Woven into a tree

Squirrels are everywhere any time of year, jumping from tree to tree or scurrying busily across the grass. Isn't it fun to think that squirrels have been doing this for thousands of years, and that, for at least part of that time, people have been watching and admiring their beauty and their freedom to climb? The red squirrel shown here is busy on the branch of a hazelnut tree. He looks like he is smelling the blossoms that will ripen into nuts if he doesn't pick them first. (Did you see that he's holding one in each of his front paws?)

The artist put the little squirrel in its favorite kind of nut tree. But the artist has also arranged the leaves and the squirrel so we notice that they both are very well rounded. The artist helps us think how satisfied the squirrel feels to be in that tree.

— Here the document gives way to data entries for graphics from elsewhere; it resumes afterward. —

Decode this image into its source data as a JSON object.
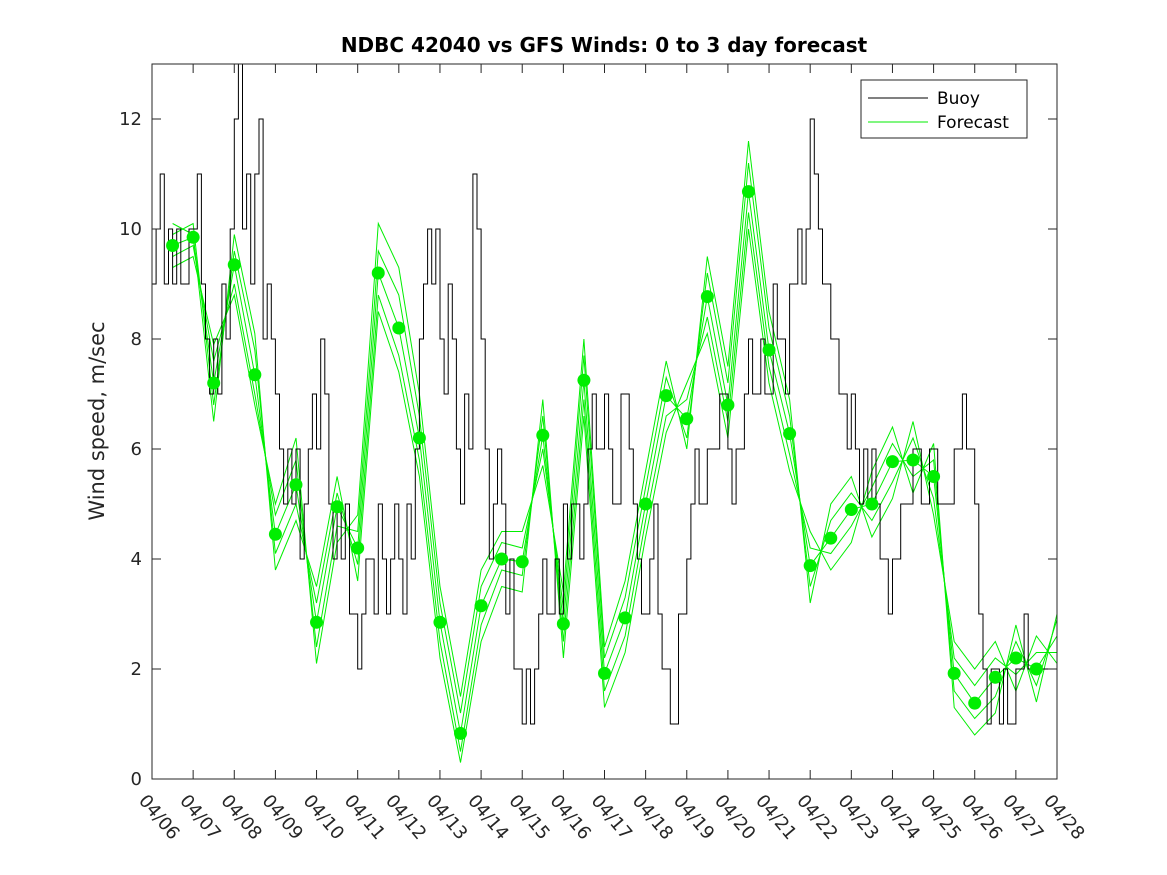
{
  "chart_data": {
    "type": "line",
    "title": "NDBC 42040 vs GFS Winds: 0 to 3 day forecast",
    "xlabel": "",
    "ylabel": "Wind speed, m/sec",
    "x_tick_labels": [
      "04/06",
      "04/07",
      "04/08",
      "04/09",
      "04/10",
      "04/11",
      "04/12",
      "04/13",
      "04/14",
      "04/15",
      "04/16",
      "04/17",
      "04/18",
      "04/19",
      "04/20",
      "04/21",
      "04/22",
      "04/23",
      "04/24",
      "04/25",
      "04/26",
      "04/27",
      "04/28"
    ],
    "xlim_days": [
      0,
      22
    ],
    "ylim": [
      0,
      13
    ],
    "y_ticks": [
      0,
      2,
      4,
      6,
      8,
      10,
      12
    ],
    "grid": false,
    "legend": {
      "position": "top-right",
      "entries": [
        "Buoy",
        "Forecast"
      ]
    },
    "colors": {
      "buoy": "#000000",
      "forecast": "#00ee00"
    },
    "series": [
      {
        "name": "Buoy",
        "x_days": [
          0,
          0.1,
          0.2,
          0.3,
          0.4,
          0.5,
          0.6,
          0.7,
          0.8,
          0.9,
          1,
          1.1,
          1.2,
          1.3,
          1.4,
          1.5,
          1.6,
          1.7,
          1.8,
          1.9,
          2,
          2.1,
          2.2,
          2.3,
          2.4,
          2.5,
          2.6,
          2.7,
          2.8,
          2.9,
          3,
          3.1,
          3.2,
          3.3,
          3.4,
          3.5,
          3.6,
          3.7,
          3.8,
          3.9,
          4,
          4.1,
          4.2,
          4.3,
          4.4,
          4.5,
          4.6,
          4.7,
          4.8,
          4.9,
          5,
          5.1,
          5.2,
          5.3,
          5.4,
          5.5,
          5.6,
          5.7,
          5.8,
          5.9,
          6,
          6.1,
          6.2,
          6.3,
          6.4,
          6.5,
          6.6,
          6.7,
          6.8,
          6.9,
          7,
          7.1,
          7.2,
          7.3,
          7.4,
          7.5,
          7.6,
          7.7,
          7.8,
          7.9,
          8,
          8.1,
          8.2,
          8.3,
          8.4,
          8.5,
          8.6,
          8.7,
          8.8,
          8.9,
          9,
          9.1,
          9.2,
          9.3,
          9.4,
          9.5,
          9.6,
          9.7,
          9.8,
          9.9,
          10,
          10.1,
          10.2,
          10.3,
          10.4,
          10.5,
          10.6,
          10.7,
          10.8,
          10.9,
          11,
          11.1,
          11.2,
          11.3,
          11.4,
          11.5,
          11.6,
          11.7,
          11.8,
          11.9,
          12,
          12.1,
          12.2,
          12.3,
          12.4,
          12.5,
          12.6,
          12.7,
          12.8,
          12.9,
          13,
          13.1,
          13.2,
          13.3,
          13.4,
          13.5,
          13.6,
          13.7,
          13.8,
          13.9,
          14,
          14.1,
          14.2,
          14.3,
          14.4,
          14.5,
          14.6,
          14.7,
          14.8,
          14.9,
          15,
          15.1,
          15.2,
          15.3,
          15.4,
          15.5,
          15.6,
          15.7,
          15.8,
          15.9,
          16,
          16.1,
          16.2,
          16.3,
          16.4,
          16.5,
          16.6,
          16.7,
          16.8,
          16.9,
          17,
          17.1,
          17.2,
          17.3,
          17.4,
          17.5,
          17.6,
          17.7,
          17.8,
          17.9,
          18,
          18.1,
          18.2,
          18.3,
          18.4,
          18.5,
          18.6,
          18.7,
          18.8,
          18.9,
          19,
          19.1,
          19.2,
          19.3,
          19.4,
          19.5,
          19.6,
          19.7,
          19.8,
          19.9,
          20,
          20.1,
          20.2,
          20.3,
          20.4,
          20.5,
          20.6,
          20.7,
          20.8,
          20.9,
          21,
          21.1,
          21.2,
          21.3,
          21.4,
          21.5,
          21.6,
          21.7,
          21.8,
          21.9,
          22
        ],
        "values": [
          9,
          10,
          11,
          9,
          10,
          9,
          10,
          9,
          9,
          10,
          10,
          11,
          9,
          8,
          7,
          8,
          7,
          9,
          8,
          10,
          12,
          13,
          10,
          11,
          9,
          11,
          12,
          8,
          9,
          8,
          7,
          6,
          5,
          6,
          5,
          6,
          4,
          5,
          6,
          7,
          6,
          8,
          7,
          5,
          4,
          5,
          4,
          5,
          3,
          3,
          2,
          3,
          4,
          4,
          3,
          5,
          4,
          3,
          4,
          5,
          4,
          3,
          5,
          4,
          6,
          8,
          9,
          10,
          9,
          10,
          8,
          7,
          9,
          8,
          6,
          5,
          7,
          6,
          11,
          10,
          8,
          6,
          4,
          5,
          6,
          5,
          3,
          4,
          2,
          2,
          1,
          2,
          1,
          2,
          3,
          4,
          3,
          3,
          4,
          3,
          5,
          4,
          5,
          5,
          4,
          5,
          6,
          7,
          6,
          6,
          7,
          6,
          5,
          5,
          7,
          7,
          6,
          5,
          4,
          3,
          3,
          4,
          5,
          3,
          2,
          2,
          1,
          1,
          3,
          3,
          4,
          5,
          6,
          5,
          5,
          6,
          6,
          6,
          7,
          7,
          6,
          5,
          6,
          6,
          7,
          8,
          7,
          7,
          8,
          7,
          7,
          9,
          8,
          8,
          7,
          9,
          9,
          10,
          9,
          10,
          12,
          11,
          10,
          9,
          9,
          8,
          8,
          7,
          7,
          6,
          7,
          6,
          5,
          6,
          5,
          6,
          5,
          4,
          4,
          3,
          4,
          4,
          5,
          5,
          5,
          6,
          6,
          5,
          5,
          6,
          6,
          5,
          5,
          5,
          5,
          6,
          6,
          7,
          6,
          6,
          5,
          3,
          2,
          1,
          2,
          2,
          1,
          2,
          1,
          1,
          2,
          2,
          3,
          2,
          2,
          2,
          2,
          2,
          2,
          2,
          2
        ]
      },
      {
        "name": "Forecast",
        "x_days": [
          0.5,
          1,
          1.5,
          2,
          2.5,
          3,
          3.5,
          4,
          4.5,
          5,
          5.5,
          6,
          6.5,
          7,
          7.5,
          8,
          8.5,
          9,
          9.5,
          10,
          10.5,
          11,
          11.5,
          12,
          12.5,
          13,
          13.5,
          14,
          14.5,
          15,
          15.5,
          16,
          16.5,
          17,
          17.5,
          18,
          18.5,
          19,
          19.5,
          20,
          20.5,
          21,
          21.5,
          22
        ],
        "values": [
          9.7,
          9.85,
          7.2,
          9.35,
          7.35,
          4.45,
          5.35,
          2.85,
          4.95,
          4.2,
          9.2,
          8.2,
          6.2,
          2.85,
          0.83,
          3.15,
          4.0,
          3.95,
          6.25,
          2.82,
          7.25,
          1.92,
          2.93,
          5.0,
          6.97,
          6.55,
          8.77,
          6.8,
          10.68,
          7.8,
          6.28,
          3.88,
          4.38,
          4.9,
          5.0,
          5.77,
          5.8,
          5.5,
          1.92,
          1.38,
          1.85,
          2.2,
          2.0,
          2.6
        ]
      }
    ],
    "forecast_runs_extra": [
      [
        9.5,
        9.7,
        7.6,
        9.0,
        7.0,
        4.8,
        5.8,
        2.4,
        4.6,
        4.5,
        9.6,
        8.8,
        6.6,
        3.2,
        1.2,
        3.5,
        4.3,
        4.2,
        6.0,
        3.1,
        7.7,
        2.2,
        3.3,
        5.3,
        7.3,
        6.2,
        9.2,
        7.2,
        11.2,
        8.2,
        6.6,
        3.5,
        4.7,
        5.2,
        4.7,
        5.4,
        6.2,
        5.1,
        2.2,
        1.7,
        2.2,
        1.9,
        2.3,
        2.3
      ],
      [
        9.9,
        10.1,
        6.8,
        9.6,
        7.8,
        4.1,
        5.0,
        3.2,
        5.2,
        3.9,
        8.8,
        7.7,
        5.8,
        2.5,
        0.5,
        2.8,
        3.8,
        3.7,
        6.6,
        2.5,
        6.9,
        1.6,
        2.6,
        4.7,
        6.6,
        6.9,
        8.4,
        6.5,
        10.3,
        7.5,
        5.9,
        4.2,
        4.1,
        4.6,
        5.3,
        6.1,
        5.5,
        5.8,
        1.6,
        1.1,
        1.5,
        2.5,
        1.7,
        2.9
      ],
      [
        9.3,
        9.5,
        7.9,
        8.8,
        6.8,
        5.0,
        6.2,
        2.1,
        4.3,
        4.8,
        10.1,
        9.3,
        7.0,
        3.5,
        1.5,
        3.8,
        4.5,
        4.5,
        5.7,
        3.4,
        8.0,
        2.4,
        3.6,
        5.6,
        7.6,
        6.0,
        9.5,
        7.5,
        11.6,
        8.5,
        6.9,
        3.2,
        5.0,
        5.5,
        4.4,
        5.1,
        6.5,
        4.8,
        2.5,
        2.0,
        2.5,
        1.6,
        2.6,
        2.1
      ],
      [
        10.1,
        9.9,
        6.5,
        9.9,
        8.1,
        3.8,
        4.7,
        3.5,
        5.5,
        3.6,
        8.5,
        7.4,
        5.5,
        2.2,
        0.3,
        2.5,
        3.5,
        3.4,
        6.9,
        2.2,
        6.6,
        1.3,
        2.3,
        4.4,
        6.3,
        7.2,
        8.1,
        6.2,
        10.0,
        7.2,
        5.6,
        4.5,
        3.8,
        4.3,
        5.6,
        6.4,
        5.2,
        6.1,
        1.3,
        0.8,
        1.2,
        2.8,
        1.4,
        3.0
      ]
    ]
  }
}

Did you notice that there are lots of little lines going up and down across the squirrel's back? These are threads - wool and silk - that make up the whole picture. You see, the artist made a drawing, backward, of the squirrel in its tree for a huge, blanketlike picture to hang on a wall. It helped keep the cold out of a room before heaters were invented. The woven picture is called a tapestry.

The artist took his drawing to another artist, who enlarged it and gave it to the weavers to hang above their looms. Then, two or three people to a loom, they began to pull colored threads (the ``weft'') over and under, over and under the stiffer twisted threads (the ``warp'') that they had already stretched across their looms.

The weavers were skillfully turning the picture into a tapestry. They had to be very clever, for they were working on the back side (to hide the loose ends when they changed color of thread).

Now you can be clever, too, and discover a clue that shows how the artist designed our part of the tapestry.

Where is the little squirrel standing? If you noticed that there is no branch beneath its feet, you've found the clue!

Now we know that the artist must have simply placed a beautiful drawing of a squirrel with arched tail, arched back, and tufted ears against a dark part of the tree he had drawn. Since hazelnut trees meant newness of life, the artist had filled it with blossoms.

Working this way, the artist arrived at a fresh and unforgettable view of a squirrel and its tree.

Doesn't our little tapestry squirrel seem like a cousin of the mischievous squirrels in YOUR yard or park?